Nokia has posted the the source and detailed release
notes on the Qt wiki.
Then the KDE Free Qt Foundation kicks in: http://www.kde.org/community/whatiskde/kdefreeqtfoundation.php
They've made an effort over the past year to move Qt into becoming an independent project. See http://qt-project.org/ and http://wiki.qt-project.org/The_Qt_Governance_Model . In some respects, Nokia's already put all their eggs in Microsoft's basket (their abandoning of Meego and non Windows Phone mobile OSs), and it doesn't seem to have impacted Qt's development in any noticeable fashion.
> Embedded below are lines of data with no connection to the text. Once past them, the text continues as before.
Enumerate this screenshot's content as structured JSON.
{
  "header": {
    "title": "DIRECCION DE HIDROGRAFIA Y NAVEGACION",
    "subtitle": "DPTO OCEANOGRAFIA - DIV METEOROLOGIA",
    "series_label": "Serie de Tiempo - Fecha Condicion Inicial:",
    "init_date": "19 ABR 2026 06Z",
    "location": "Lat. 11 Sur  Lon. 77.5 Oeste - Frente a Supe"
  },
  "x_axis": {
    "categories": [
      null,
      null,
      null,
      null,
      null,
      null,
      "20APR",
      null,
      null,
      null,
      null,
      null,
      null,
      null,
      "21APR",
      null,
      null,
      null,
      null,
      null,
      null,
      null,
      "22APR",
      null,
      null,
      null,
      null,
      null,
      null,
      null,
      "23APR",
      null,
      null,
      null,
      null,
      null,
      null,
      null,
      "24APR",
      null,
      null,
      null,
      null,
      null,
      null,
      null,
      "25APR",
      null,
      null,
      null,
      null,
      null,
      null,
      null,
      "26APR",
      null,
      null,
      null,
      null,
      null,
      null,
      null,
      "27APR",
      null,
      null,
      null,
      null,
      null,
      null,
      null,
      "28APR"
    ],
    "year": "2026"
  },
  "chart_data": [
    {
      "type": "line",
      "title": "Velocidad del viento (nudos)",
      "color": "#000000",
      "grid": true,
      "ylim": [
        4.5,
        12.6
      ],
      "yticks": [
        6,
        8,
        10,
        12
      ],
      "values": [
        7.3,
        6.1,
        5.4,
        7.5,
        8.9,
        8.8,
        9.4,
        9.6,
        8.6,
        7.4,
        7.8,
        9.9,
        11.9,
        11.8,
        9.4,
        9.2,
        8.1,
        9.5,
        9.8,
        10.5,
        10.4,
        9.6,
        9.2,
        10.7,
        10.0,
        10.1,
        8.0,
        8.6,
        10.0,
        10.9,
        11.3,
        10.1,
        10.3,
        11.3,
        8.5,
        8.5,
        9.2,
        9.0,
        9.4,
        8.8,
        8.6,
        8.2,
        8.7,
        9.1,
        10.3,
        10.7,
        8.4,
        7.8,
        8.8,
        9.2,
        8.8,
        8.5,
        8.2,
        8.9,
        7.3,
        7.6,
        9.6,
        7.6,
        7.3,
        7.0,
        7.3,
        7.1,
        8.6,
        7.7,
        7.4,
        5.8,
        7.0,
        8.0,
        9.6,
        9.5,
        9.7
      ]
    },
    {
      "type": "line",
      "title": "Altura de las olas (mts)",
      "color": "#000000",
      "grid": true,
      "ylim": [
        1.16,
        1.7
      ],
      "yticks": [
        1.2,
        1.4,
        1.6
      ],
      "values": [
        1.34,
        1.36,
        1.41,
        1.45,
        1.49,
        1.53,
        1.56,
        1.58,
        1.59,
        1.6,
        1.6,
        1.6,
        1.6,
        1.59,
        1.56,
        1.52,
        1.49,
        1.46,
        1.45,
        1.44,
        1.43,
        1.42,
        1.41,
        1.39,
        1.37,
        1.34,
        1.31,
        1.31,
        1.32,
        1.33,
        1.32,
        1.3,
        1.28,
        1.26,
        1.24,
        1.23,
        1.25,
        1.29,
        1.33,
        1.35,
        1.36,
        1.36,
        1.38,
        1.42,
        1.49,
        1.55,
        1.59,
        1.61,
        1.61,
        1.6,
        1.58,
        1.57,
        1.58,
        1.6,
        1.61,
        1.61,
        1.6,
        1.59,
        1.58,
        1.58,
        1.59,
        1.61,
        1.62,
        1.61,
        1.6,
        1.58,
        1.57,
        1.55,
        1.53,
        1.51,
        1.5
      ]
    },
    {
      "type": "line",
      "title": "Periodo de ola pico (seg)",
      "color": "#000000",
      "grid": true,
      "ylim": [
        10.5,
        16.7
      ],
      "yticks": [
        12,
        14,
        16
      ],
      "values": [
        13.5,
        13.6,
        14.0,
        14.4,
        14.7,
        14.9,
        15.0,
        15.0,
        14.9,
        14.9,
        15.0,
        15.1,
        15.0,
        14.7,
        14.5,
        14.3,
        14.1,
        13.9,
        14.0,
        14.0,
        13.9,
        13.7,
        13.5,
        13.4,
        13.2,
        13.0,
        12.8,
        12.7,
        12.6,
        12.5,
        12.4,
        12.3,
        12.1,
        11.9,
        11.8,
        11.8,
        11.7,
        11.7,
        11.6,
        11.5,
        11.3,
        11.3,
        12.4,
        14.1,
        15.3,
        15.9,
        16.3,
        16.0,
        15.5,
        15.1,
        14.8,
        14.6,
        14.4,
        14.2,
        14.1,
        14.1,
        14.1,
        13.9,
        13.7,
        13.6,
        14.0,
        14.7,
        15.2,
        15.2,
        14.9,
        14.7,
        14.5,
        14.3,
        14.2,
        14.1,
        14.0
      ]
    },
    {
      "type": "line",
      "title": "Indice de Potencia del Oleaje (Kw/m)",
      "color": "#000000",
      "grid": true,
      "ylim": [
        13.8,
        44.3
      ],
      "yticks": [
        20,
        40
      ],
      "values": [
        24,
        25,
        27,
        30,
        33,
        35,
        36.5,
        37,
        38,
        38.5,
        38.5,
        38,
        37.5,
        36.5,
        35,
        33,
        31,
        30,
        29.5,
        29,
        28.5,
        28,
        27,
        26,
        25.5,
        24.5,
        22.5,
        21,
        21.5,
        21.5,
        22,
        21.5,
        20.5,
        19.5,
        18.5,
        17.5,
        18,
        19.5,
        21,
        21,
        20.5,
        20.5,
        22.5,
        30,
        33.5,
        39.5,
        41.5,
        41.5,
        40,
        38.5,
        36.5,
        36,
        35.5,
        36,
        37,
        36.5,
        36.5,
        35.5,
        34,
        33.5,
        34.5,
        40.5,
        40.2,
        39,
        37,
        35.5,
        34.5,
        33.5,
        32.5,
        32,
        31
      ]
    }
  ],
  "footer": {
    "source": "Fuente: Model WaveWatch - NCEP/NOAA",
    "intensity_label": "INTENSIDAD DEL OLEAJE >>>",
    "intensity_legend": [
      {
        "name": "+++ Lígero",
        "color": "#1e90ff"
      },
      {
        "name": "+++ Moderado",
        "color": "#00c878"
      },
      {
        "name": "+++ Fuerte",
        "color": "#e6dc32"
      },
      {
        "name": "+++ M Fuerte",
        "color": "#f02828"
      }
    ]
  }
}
They've been moving resources around for a while now to ensure that QT isn't tied to Nokia's success.
Commercial support contracts have been sold to Digia. They've been the drivers behind several patch level releases already, including 4.8.1 a couple days ago.
The QT project has adopted an open governance model, with members outside of Nokia. They've moved their web presence off of Nokia's servers. They switched to LGPL licensing from QPL over a year ago.
If Nokia diverts resources progress may slow, but QT is not going anywhere. It will almost certainly outlast Nokia.